If shares received on the exercise of a NQSO are nontransferable and subject to a substantial risk of forfeiture then, unless the optionee elects to recognize income at the time of receipt of such shares, the optionee will not recognize ordinary income until the shares become either transferable or are not subject to a substantial risk of forfeiture. For these purposes, shares will be treated as nontransferable and subject to a substantial risk of forfeiture for as long as the sale of the shares at a profit could subject the optionee to suit under Section 16(b) of the Exchange Act. In the circumstances described in this paragraph, the amount of income recognized is measured with respect to the fair market value of the shares at the time the income is recognized. Under the current rules under Section 16(b), in most cases an officer or director subject to those rules who has held a NQSO for at least six months prior to its exercise will recognize income and therefore be taxed immediately upon exercise of the NQSO. In the case of ordinary income recognized by an optionee as described above in connection with the exercise of a NQSO, the Company will be entitled to a deduction in the amount of ordinary income so recognized by the optionee, provided the Company satisfies certain federal income tax withholding requirements.
General
The rules governing the tax treatment of Awards that may be granted under the Plan are quite technical, so that the above description of tax consequences is necessarily general in nature and does not purport to be complete.
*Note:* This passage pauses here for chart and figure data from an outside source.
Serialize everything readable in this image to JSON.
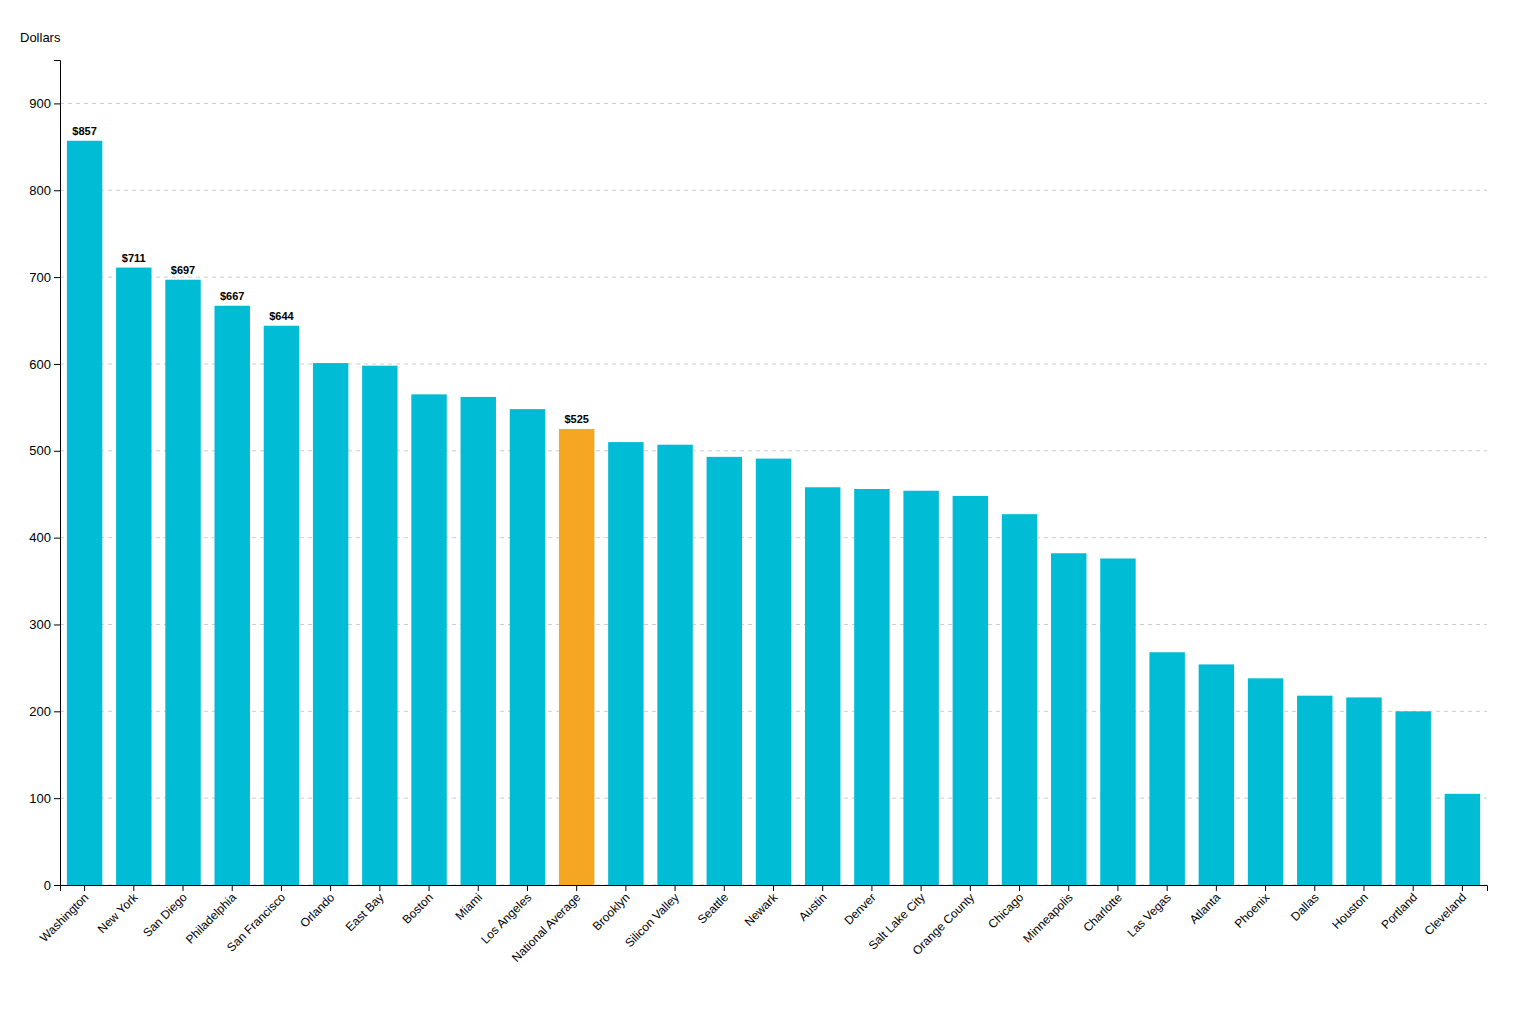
{
  "chart_data": {
    "type": "bar",
    "ylabel": "Dollars",
    "categories": [
      "Washington",
      "New York",
      "San Diego",
      "Philadelphia",
      "San Francisco",
      "Orlando",
      "East Bay",
      "Boston",
      "Miami",
      "Los Angeles",
      "National Average",
      "Brooklyn",
      "Silicon Valley",
      "Seattle",
      "Newark",
      "Austin",
      "Denver",
      "Salt Lake City",
      "Orange County",
      "Chicago",
      "Minneapolis",
      "Charlotte",
      "Las Vegas",
      "Atlanta",
      "Phoenix",
      "Dallas",
      "Houston",
      "Portland",
      "Cleveland"
    ],
    "values": [
      857,
      711,
      697,
      667,
      644,
      601,
      598,
      565,
      562,
      548,
      525,
      510,
      507,
      493,
      491,
      458,
      456,
      454,
      448,
      427,
      382,
      376,
      268,
      254,
      238,
      218,
      216,
      200,
      105
    ],
    "value_labels": [
      "$857",
      "$711",
      "$697",
      "$667",
      "$644",
      null,
      null,
      null,
      null,
      null,
      "$525",
      null,
      null,
      null,
      null,
      null,
      null,
      null,
      null,
      null,
      null,
      null,
      null,
      null,
      null,
      null,
      null,
      null,
      null
    ],
    "data_labels": true,
    "colors": [
      "#00BCD4",
      "#00BCD4",
      "#00BCD4",
      "#00BCD4",
      "#00BCD4",
      "#00BCD4",
      "#00BCD4",
      "#00BCD4",
      "#00BCD4",
      "#00BCD4",
      "#F5A623",
      "#00BCD4",
      "#00BCD4",
      "#00BCD4",
      "#00BCD4",
      "#00BCD4",
      "#00BCD4",
      "#00BCD4",
      "#00BCD4",
      "#00BCD4",
      "#00BCD4",
      "#00BCD4",
      "#00BCD4",
      "#00BCD4",
      "#00BCD4",
      "#00BCD4",
      "#00BCD4",
      "#00BCD4",
      "#00BCD4"
    ],
    "ylim": [
      0,
      950
    ],
    "yticks": [
      0,
      100,
      200,
      300,
      400,
      500,
      600,
      700,
      800,
      900
    ],
    "grid": true
  }
}
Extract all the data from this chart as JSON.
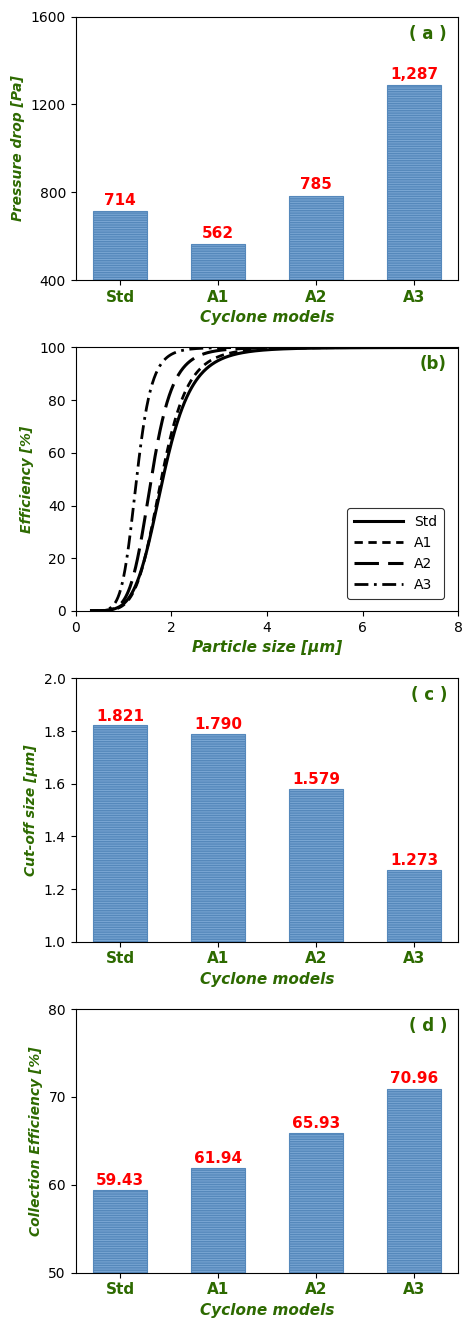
{
  "panel_a": {
    "categories": [
      "Std",
      "A1",
      "A2",
      "A3"
    ],
    "values": [
      714,
      562,
      785,
      1287
    ],
    "ylabel": "Pressure drop [Pa]",
    "xlabel": "Cyclone models",
    "ylim": [
      400,
      1600
    ],
    "yticks": [
      400,
      800,
      1200,
      1600
    ],
    "label": "( a )",
    "bar_color": "#7BA7D4",
    "value_color": "#FF0000",
    "label_color": "#2D6A00",
    "axis_label_color": "#2D6A00",
    "tick_label_color": "#000000",
    "spine_color": "#000000"
  },
  "panel_b": {
    "ylabel": "Efficiency [%]",
    "xlabel": "Particle size [μm]",
    "xlim": [
      0,
      8
    ],
    "ylim": [
      0,
      100
    ],
    "xticks": [
      0,
      2,
      4,
      6,
      8
    ],
    "yticks": [
      0,
      20,
      40,
      60,
      80,
      100
    ],
    "label": "(b)",
    "label_color": "#2D6A00",
    "axis_label_color": "#2D6A00",
    "tick_label_color": "#000000",
    "spine_color": "#000000",
    "line_color": "#000000",
    "cutoffs": [
      1.821,
      1.79,
      1.579,
      1.273
    ],
    "exponents": [
      6.0,
      6.5,
      7.0,
      8.0
    ],
    "legend": [
      "Std",
      "A1",
      "A2",
      "A3"
    ]
  },
  "panel_c": {
    "categories": [
      "Std",
      "A1",
      "A2",
      "A3"
    ],
    "values": [
      1.821,
      1.79,
      1.579,
      1.273
    ],
    "ylabel": "Cut-off size [μm]",
    "xlabel": "Cyclone models",
    "ylim": [
      1.0,
      2.0
    ],
    "yticks": [
      1.0,
      1.2,
      1.4,
      1.6,
      1.8,
      2.0
    ],
    "label": "( c )",
    "bar_color": "#7BA7D4",
    "value_color": "#FF0000",
    "label_color": "#2D6A00",
    "axis_label_color": "#2D6A00",
    "tick_label_color": "#000000",
    "spine_color": "#000000"
  },
  "panel_d": {
    "categories": [
      "Std",
      "A1",
      "A2",
      "A3"
    ],
    "values": [
      59.43,
      61.94,
      65.93,
      70.96
    ],
    "ylabel": "Collection Efficiency [%]",
    "xlabel": "Cyclone models",
    "ylim": [
      50,
      80
    ],
    "yticks": [
      50,
      60,
      70,
      80
    ],
    "label": "( d )",
    "bar_color": "#7BA7D4",
    "value_color": "#FF0000",
    "label_color": "#2D6A00",
    "axis_label_color": "#2D6A00",
    "tick_label_color": "#000000",
    "spine_color": "#000000"
  }
}
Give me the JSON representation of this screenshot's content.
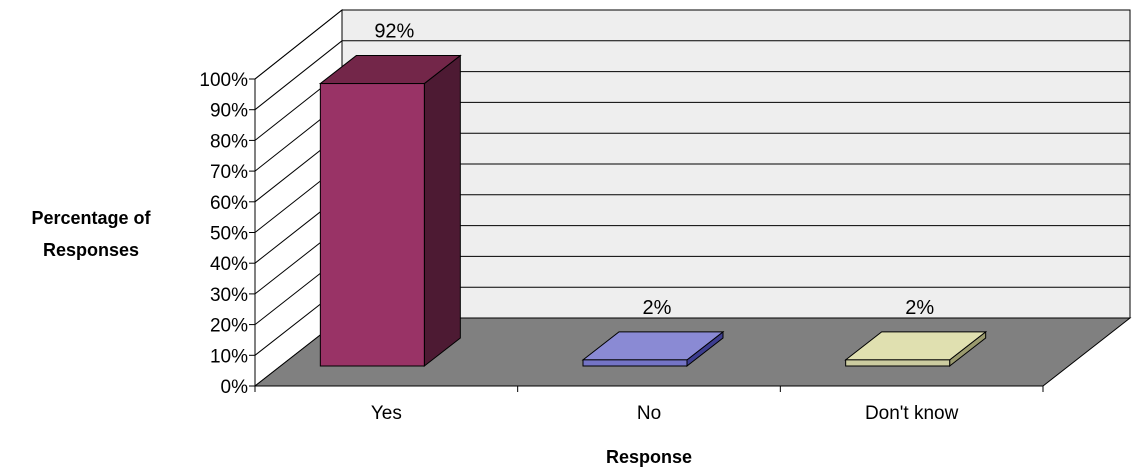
{
  "chart_data": {
    "type": "bar",
    "categories": [
      "Yes",
      "No",
      "Don't know"
    ],
    "values": [
      92,
      2,
      2
    ],
    "data_labels": [
      "92%",
      "2%",
      "2%"
    ],
    "xlabel": "Response",
    "ylabel": "Percentage of Responses",
    "ylim": [
      0,
      100
    ],
    "yticks": [
      "0%",
      "10%",
      "20%",
      "30%",
      "40%",
      "50%",
      "60%",
      "70%",
      "80%",
      "90%",
      "100%"
    ],
    "grid": true,
    "legend": "none",
    "three_d": true,
    "colors": {
      "bars": [
        "#993366",
        "#7474C6",
        "#CCCCA0"
      ],
      "bar_sides": [
        "#4D1A33",
        "#3D3D8F",
        "#9A9A6E"
      ],
      "bar_tops": [
        "#732649",
        "#8A8AD4",
        "#E0E0B0"
      ],
      "wall": "#EEEEEE",
      "floor": "#808080",
      "gridline": "#000000"
    }
  }
}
Moreover, statutory provisions are, of course, subject to change, as are their interpretations, and their application may vary in individual circumstances. Finally, the tax consequences under applicable state laws may not be the same as under the federal income tax laws.
Accounting Treatment
Under current accounting principles, neither the grant nor the exercise of a stock option with an exercise price not less than the fair market value of the Common Stock at the date of grant would require a charge against earnings.